It’s the final day of CTIA 2012. The keynotes are done, the product are being packed away and the year’s big mobile shows are all but finished. As I sit here looking back at the past three days, I can’t help but wonder if the gigantic trade shows are on their way out, in favor of smaller, more intimate gatherings.
As I wrote in my previous piece that shone the spotlight on ShowStoppers, it’s exceptionally difficult to make connections on a crowded show floor. For me, and many like me, that’s why smaller events have proven to become more valuable than the experience of the floor itself. Sure, the show floor is great for grabbing hands-on time with a wealth of new handsets or other technology, but getting time to talk to the companies about what’s next is something that rarely happens.
At the end of the day, as readers of a technology website, we have to assume that you’re already well-versed in the products that are on the market. At this year’s CTIA I was sorely disappointed that so many companies chose to not have any new announcements (or in some cases actually rescinded already-announced products). Like everyone else who attended, it cose me money and time to get there, so it feel like I should have had something more than what I found to pass on to you.
Yes, there was some great technology that was being exhibited, but it was nothing that required a trip to New Orleans to understand or appreciate. I could have spoken to the team from Sensory or Immersion at any time, and a quick demo at a ShowStoppers or Pepcom meeting would have been more than sufficient.
It seems that, increasingly, the lion’s share of floor space at trade shows is going to accessory companies who are showing off their latest blingy iphone case, craptastic Bluetooth speaker or otherwise unimpressive accessory. With the understanding that, being a trade show, it’s a place where manufacturers are hoping to get new outlets for selling their wares, there has to be a limit to how many of these things we can see.

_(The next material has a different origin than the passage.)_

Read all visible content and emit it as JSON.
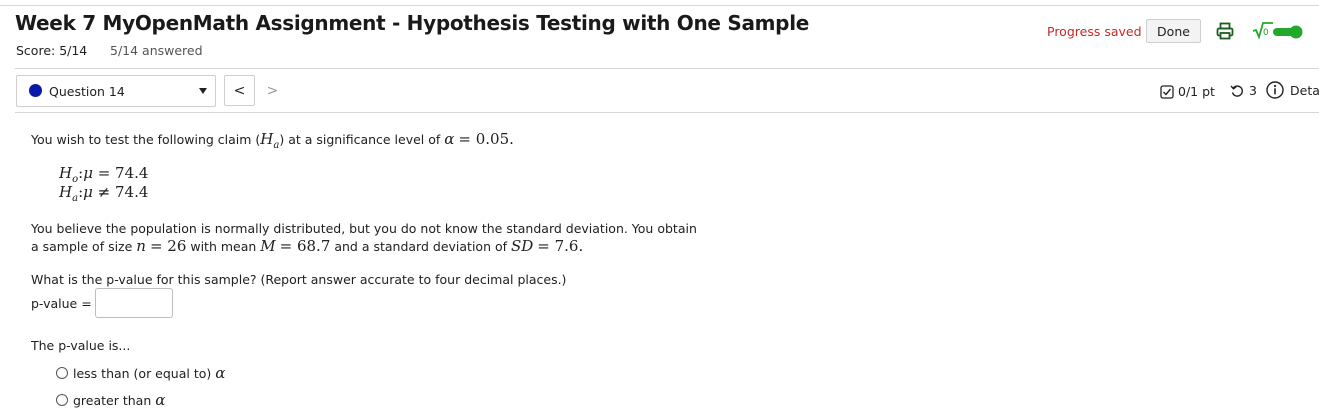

But that limit doesn’t seem to have been met. At least, if we’re judging by the prevalence of $10 iAccessories that make up the displays across the floor. At some point we have to improve the vetting process of companies, or else shows like CES and CTIA will continue to slide. This year, between a move to New Orleans and being outdone by shows that are only a fraction of its size, CTIA is dodging rocks from the Davids of the industry world.
It’s up to the companies behind these shows to make money. In order to do that, they fill floor space with whomever ponies up the cash to reserve it. But the tradeoff is that we consumer-facing folks are finding less to write about, less to get excited about and fewer reasons to attend. In place of the monsters we’re seeing smaller gatherings not only from ShowStoppers and Pepcom, but also from the companies themselves. Tech21, whose cases are my new favorites, didn’t even bother with a booth and instead opted to rent a suite at a hotel to showcase their wares. And you know what? It was a smart move.
Since somewhere around the late 1970s, with COMDEX, trade shows have been a strange mix between those who are buying the technology and those who are reporting on it. The buyers need shows like this, but we writers and you consumers need something entirely different. While invitation-only events such as ShowStoppers are trying hard to work in conjunction with the shows, it’s perhaps at the risk of overtaking them. Fortunately for you and me, it would only prove to be more useful if the overtaking were to come to a fruition.
There are still good companies renting booth space, but their number are dwindling. Goliath is stumbling in his tracks and David is ready to sling another rock on behalf of the consumers. It’s about to be an interesting couple of years for the trade show giants, and the little guys are making all the noise.